O homem é um animal que vai mudando o mundo, e depois tem de se ir reciclando, para se adaptar ao mundo que mudou.
Estamos entrando na era da individualidade, o que não tem nada a ver com egoísmo. O egoísta não tem energia própria; Ele alimenta-se da energia que vem do outro, seja ela financeira ou moral.
A nova forma de amor, ou mais amor, tem nova feição e significado.
Visa a aproximação de dois inteiros, não a união de duas metades... é muito mais complexa e completa!
E ela só é possível para aqueles que conseguirem trabalhar sua individualidade.

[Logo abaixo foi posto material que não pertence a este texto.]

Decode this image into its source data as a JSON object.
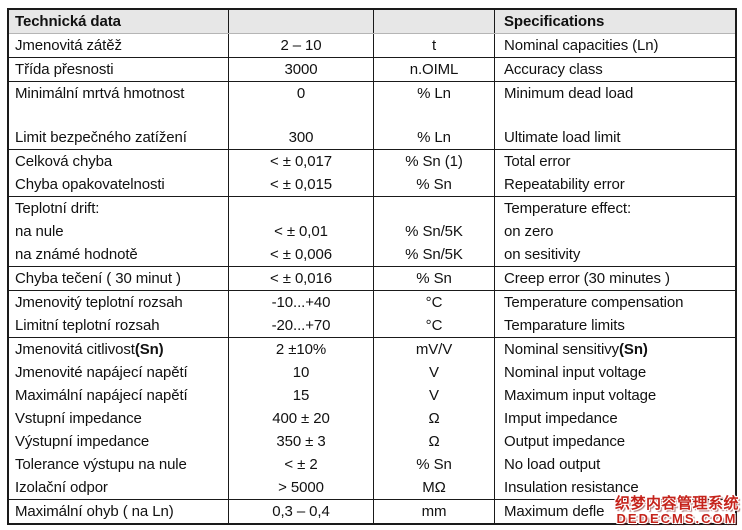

Quanto mais o indivíduo for competente para viver sozinho, mais preparado estará para uma boa relação afectiva.
A solidão é boa, ficar sozinho não é vergonhoso. Pelo contrário, dá dignidade à pessoa. As boas relações afectivas são óptimas, são muito parecidas com o ficar sozinho, ninguém exige nada de ninguém e ambos crescem.
Relações de domínio e de concessões exageradas são coisas do século passado.
Cada cérebro é único. Nosso modo de pensar e agir não serve
de referência para avaliar ninguém.
Muitas vezes, pensamos que o outro é nossa alma gémea e, na verdade, o que fizemos foi inventá-lo ao nosso gosto. Todas as pessoas deveriam ficar sozinhas de vez em quando,
para estabelecerem um diálogo interno e descobrir a sua força pessoal.
Na solidão, o indivíduo entende que a harmonia e a paz de espírito
só podem ser encontradas dentro dele mesmo, e não a partir do outro.
Ao perceber isso, ele torna-se menos crítico, mais compreensivo quanto às diferenças, respeitando a maneira de ser de cada um.
O amor de duas pessoas inteiras é muito mais saudável.
Nesse tipo de ligação, há o aconchego, o prazer da companhia, o respeito pelo ser amado e afloram naturalmente sentimentos profundos e verdadeiros.
Nem sempre é suficiente ser perdoado por alguém, algumas vezes têm de aprender a perdoarem-se a si próprios..."
"A pior solidão é aquela que se sente quando acompanhado."